Image of iron-platinum nanoparticles taken with a scanning transmission electron microscope. Credit: Tyler Chase/Stanford/SLAC National Accelerator Laboratory
After revealing more information on how iron-platinum nanoparticles respond to light, researchers may be able to produce the next generation of magnetic data storage devices.
A team from the U.S. Department of Energy’s SLAC National Accelerator Laboratory have discovered that atoms in iron-platinum nanoparticles respond extremely rapidly to brief laser flashes, which could pave the way for new ways to manipulate and control magnetic data storage devices with light.
The researchers combined snapshots from two world-leading ultrafast atomic-resolution cameras—the Linac Coherent Light source X-ray laser and an apparatus for ultrafast electron diffraction (UED).
The laser flashes demagnetized the iron-platinum particles within less than a trillionth of a second. This causes atoms in the material to move closer together in one direction and move further apart in another.
The results also reveal the first atomic-level description of the mechanical strain called magnetostriction, which occurs in magnetic materials when the magnetization is changed. The phenomenon manifests itself in several ways, including the electric hum of transformers.

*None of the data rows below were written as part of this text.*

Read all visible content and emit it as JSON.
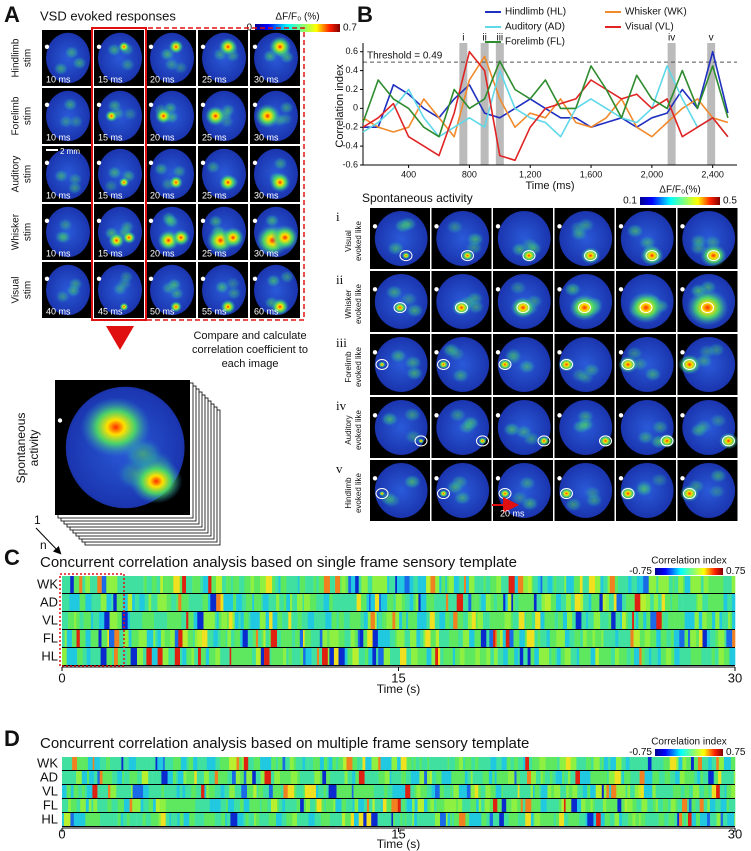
{
  "panel_a": {
    "label": "A",
    "title": "VSD evoked responses",
    "colorbar_label": "ΔF/F₀ (%)",
    "colorbar_min": 0,
    "colorbar_max": 0.7,
    "rows": [
      {
        "label": [
          "Hindlimb",
          "stim"
        ],
        "times": [
          "10 ms",
          "15 ms",
          "20 ms",
          "25 ms",
          "30 ms"
        ]
      },
      {
        "label": [
          "Forelimb",
          "stim"
        ],
        "times": [
          "10 ms",
          "15 ms",
          "20 ms",
          "25 ms",
          "30 ms"
        ]
      },
      {
        "label": [
          "Auditory",
          "stim"
        ],
        "times": [
          "10 ms",
          "15 ms",
          "20 ms",
          "25 ms",
          "30 ms"
        ]
      },
      {
        "label": [
          "Whisker",
          "stim"
        ],
        "times": [
          "10 ms",
          "15 ms",
          "20 ms",
          "25 ms",
          "30 ms"
        ]
      },
      {
        "label": [
          "Visual",
          "stim"
        ],
        "times": [
          "40 ms",
          "45 ms",
          "50 ms",
          "55 ms",
          "60 ms"
        ]
      }
    ],
    "scale_bar": "2 mm",
    "note": [
      "Compare and calculate",
      "correlation coefficient to",
      "each image"
    ],
    "stack_label": [
      "Spontaneous",
      "activity"
    ],
    "stack_first": "1",
    "stack_last": "n"
  },
  "panel_b": {
    "label": "B",
    "images_title": "Spontaneous activity",
    "colorbar_label": "ΔF/F₀(%)",
    "colorbar_min": 0.1,
    "colorbar_max": 0.5,
    "rows": [
      {
        "numeral": "i",
        "label": [
          "Visual",
          "evoked like"
        ]
      },
      {
        "numeral": "ii",
        "label": [
          "Whisker",
          "evoked like"
        ]
      },
      {
        "numeral": "iii",
        "label": [
          "Forelimb",
          "evoked like"
        ]
      },
      {
        "numeral": "iv",
        "label": [
          "Auditory",
          "evoked like"
        ]
      },
      {
        "numeral": "v",
        "label": [
          "Hindlimb",
          "evoked like"
        ]
      }
    ],
    "time_bar": "20 ms"
  },
  "chart_data": {
    "type": "line",
    "xlabel": "Time (ms)",
    "ylabel": "Correlation index",
    "x": [
      100,
      200,
      300,
      400,
      500,
      600,
      700,
      800,
      900,
      1000,
      1100,
      1200,
      1300,
      1400,
      1500,
      1600,
      1700,
      1800,
      1900,
      2000,
      2100,
      2200,
      2300,
      2400,
      2500
    ],
    "xlim": [
      100,
      2560
    ],
    "xticks": [
      400,
      800,
      {
        "value": 1200,
        "label": "1,200"
      },
      {
        "value": 1600,
        "label": "1,600"
      },
      {
        "value": 2000,
        "label": "2,000"
      },
      {
        "value": 2400,
        "label": "2,400"
      }
    ],
    "ylim": [
      -0.6,
      0.65
    ],
    "yticks": [
      -0.6,
      -0.4,
      -0.2,
      0,
      0.2,
      0.4,
      0.6
    ],
    "threshold": {
      "value": 0.49,
      "label": "Threshold = 0.49"
    },
    "highlights": [
      {
        "label": "i",
        "x": 760
      },
      {
        "label": "ii",
        "x": 900
      },
      {
        "label": "iii",
        "x": 1000
      },
      {
        "label": "iv",
        "x": 2130
      },
      {
        "label": "v",
        "x": 2390
      }
    ],
    "series": [
      {
        "name": "Hindlimb (HL)",
        "color": "#1f2fbf",
        "values": [
          -0.2,
          -0.2,
          0.25,
          0.15,
          0.0,
          -0.1,
          0.1,
          0.25,
          -0.05,
          -0.1,
          0.0,
          0.1,
          0.0,
          -0.1,
          -0.1,
          -0.2,
          -0.15,
          -0.1,
          -0.2,
          -0.1,
          -0.05,
          0.2,
          0.0,
          0.6,
          -0.05
        ]
      },
      {
        "name": "Whisker (WK)",
        "color": "#f08a2c",
        "values": [
          -0.1,
          -0.2,
          -0.25,
          -0.2,
          0.1,
          -0.1,
          -0.3,
          0.3,
          0.55,
          0.1,
          -0.2,
          -0.05,
          -0.1,
          0.1,
          -0.15,
          -0.2,
          -0.1,
          0.1,
          -0.2,
          -0.3,
          -0.15,
          0.0,
          0.1,
          -0.1,
          -0.15
        ]
      },
      {
        "name": "Auditory (AD)",
        "color": "#5fd8e8",
        "values": [
          -0.25,
          -0.15,
          0.0,
          0.2,
          -0.1,
          -0.3,
          -0.2,
          -0.1,
          -0.2,
          0.4,
          0.0,
          -0.1,
          -0.15,
          -0.3,
          0.0,
          0.1,
          0.0,
          -0.1,
          -0.15,
          0.0,
          0.45,
          0.1,
          -0.2,
          -0.1,
          -0.3
        ]
      },
      {
        "name": "Visual (VL)",
        "color": "#e02424",
        "values": [
          -0.2,
          -0.1,
          0.05,
          -0.3,
          -0.4,
          -0.5,
          -0.05,
          0.6,
          0.4,
          -0.5,
          -0.55,
          -0.2,
          0.0,
          0.05,
          0.1,
          0.3,
          0.2,
          0.1,
          0.15,
          0.0,
          0.1,
          -0.3,
          -0.2,
          -0.1,
          -0.3
        ]
      },
      {
        "name": "Forelimb (FL)",
        "color": "#2e8b2e",
        "values": [
          -0.15,
          0.3,
          0.1,
          0.0,
          -0.2,
          -0.3,
          0.2,
          0.0,
          0.1,
          0.5,
          0.2,
          0.1,
          0.3,
          0.0,
          0.0,
          0.45,
          0.2,
          -0.1,
          0.35,
          0.1,
          0.0,
          0.4,
          0.0,
          0.45,
          -0.1
        ]
      }
    ]
  },
  "panel_c": {
    "label": "C",
    "title": "Concurrent correlation analysis based on single frame sensory template",
    "colorbar_label": "Correlation index",
    "colorbar_min": -0.75,
    "colorbar_max": 0.75,
    "rows": [
      "WK",
      "AD",
      "VL",
      "FL",
      "HL"
    ],
    "xlim": [
      0,
      30
    ],
    "xticks": [
      0,
      15,
      30
    ],
    "xlabel": "Time (s)"
  },
  "panel_d": {
    "label": "D",
    "title": "Concurrent correlation analysis based on multiple frame sensory template",
    "colorbar_label": "Correlation index",
    "colorbar_min": -0.75,
    "colorbar_max": 0.75,
    "rows": [
      "WK",
      "AD",
      "VL",
      "FL",
      "HL"
    ],
    "xlim": [
      0,
      30
    ],
    "xticks": [
      0,
      15,
      30
    ],
    "xlabel": "Time (s)"
  }
}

“Previous models of the properties of iron-platinum nanoparticles did not consider these extremely fast and fundamental atomic motions,” Hermann Dürr, the study’s principal investigator from the Stanford Institute for Materials and Energy Sciences (SIMES), which is jointly operated by SLAC and Stanford, said in a statement. “Although we don’t yet understand the full ramifications of these processes, including them in our calculations could open up new pathways for the development of future data storage technologies.”
Magnetic storage devices are used to record information produced in virtually all areas of the digital world. However, current technologies are approaching their technical limits. For example, hard disk drives can reach storage densities of several hundred billion bits per square inch and similar future devices are not expected to exceed much more than a trillion bits per square inch.
“A very promising approach that could take us there is heat-assisted magnetic recording in hard drives using nanosized grains of materials like iron-platinum,” Eric Fullerton, director of the Center for Memory and Recording Research at the University of California, San Diego, and a co-author of the new study, said in a statement. “In this method, the information is encoded with a nanofocused laser and a magnetic field, or possibly even a laser alone, that switch the magnetization of the nanoparticles.
“These next-generation drives, which can have much larger storage densities, are already being tested in industry and could soon become commercially available,” he added.